Setelah menggeram kesal, aku mengusap luka basah itu lagi. Dengan sengaja, aku menekan sedikit lebih keras ketika membersihkan lukanya sebagai pembalasan. Tindakanku itu sukses membuatnya meringis. Membungkam mulut terlampau percaya dirinya seketika. Kami bertukar pandangan kesal.

"Aku ini laki-laki," tegasku.

Pemuda itu memberengut. Matanya menyisir penampilanku dari kepala hingga kaki sebelum tubuhnya kembali rileks. Terdengar dengusan pelan darinya.

"Tatapanmu jelas menyiratkan rasa iri yang kental sampai memenuhi udara." Ia menyeringai. "Mau tahu rahasia bagaimana aku membentuk otot-ototku sampai seperti ini?"

Malas meladeni tingkat kepercayaan dirinya yang kelewat tinggi, aku pergi membersihkan kain ke tepian kolam. Bolak-balik aku membasahi kain pembersih, membersihkan luka, dan membersihkan kain berdarah-darah ke kolam secara bergantian. Bersihnya darah dari tubuhnya memberiku pandangan lebih jelas apa yang ditutupi oleh cairan merah itu.

Lima luka sayatan pedang menganga di tubuhnya, menampilkan kerat daging yang terbelah mulus. Sayatannya cukup dalam hingga membuatku yakin dapat memasukkan jari utuh ke dalamnya.

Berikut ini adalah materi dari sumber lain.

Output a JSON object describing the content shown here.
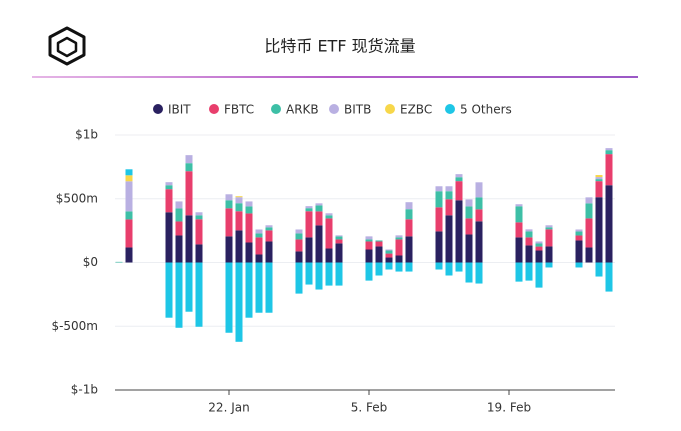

Setelah yakin tidak ada sisa darah, aku mengeluarkan salep pemberian Suri dan mulai mengoleskannya ke atas luka-luka itu. Pertama aku mengoles salep itu pada luka di pelipisnya lalu bergerak turun ke luka-luka di tubuhnya. Berkali-kali tubuh pemuda itu tegang saat aku mengoleskan salep di lukanya yang membuka lebar. Dahinya berkerut semakin dalam, peluhnya semakin deras bercucuran, dan aku berani bersumpah mendengar giginya bergemeretak.

"Tato ini kelihatan rumit." Aku mencoba mengalihkan perhatiannya sekaligus perhatianku sendiri dari rasa sakit yang mendera masing-masing dari kami. Dari reaksinya, rasa sakit luka ini kuasumsikan sama buruk dengan sakit akibat cambuk sihir. "Kau punya selera tato yang bagus, Sir. Seniman mana yang mengukirnya?"

"Bukan urusanmu!" desisnya tak suka.

Rasa sakit yang tak mau pergi akhirnya memaksaku berhenti. Aku menundukkan kepala, meringis, menekan kedua mata, dan beringsut menjauh ke tepian kolam sambil berharap rasa sakitnya berkurang.

"Ada apa?"

"Sihir keparatmu! Aku alergi sihir!" Aku menggeram kesal.

Lalu mendadak saja rasa sakit itu lenyap. Tidak ada denyut tersisa. Sama sekali. Aku mengerjap bingung. Berulang kali aku berkedip, berusaha meyakinkan diri bahwa mataku memang tidak sakit lagi. Dan memang benar rasa sakitnya sudah lenyap. Benar-benar musnah. Tidak lagi terasa sakit.

"Sudah baik-baik saja?" Pemuda itu bertanya lagi. Aku memandangnya dengan pandangan bertanya-tanya apa yang sudah terjadi dan apa yang ia sudah lakukan, namun kontak mata kami terputus sebelum sempat ada jawaban muncul.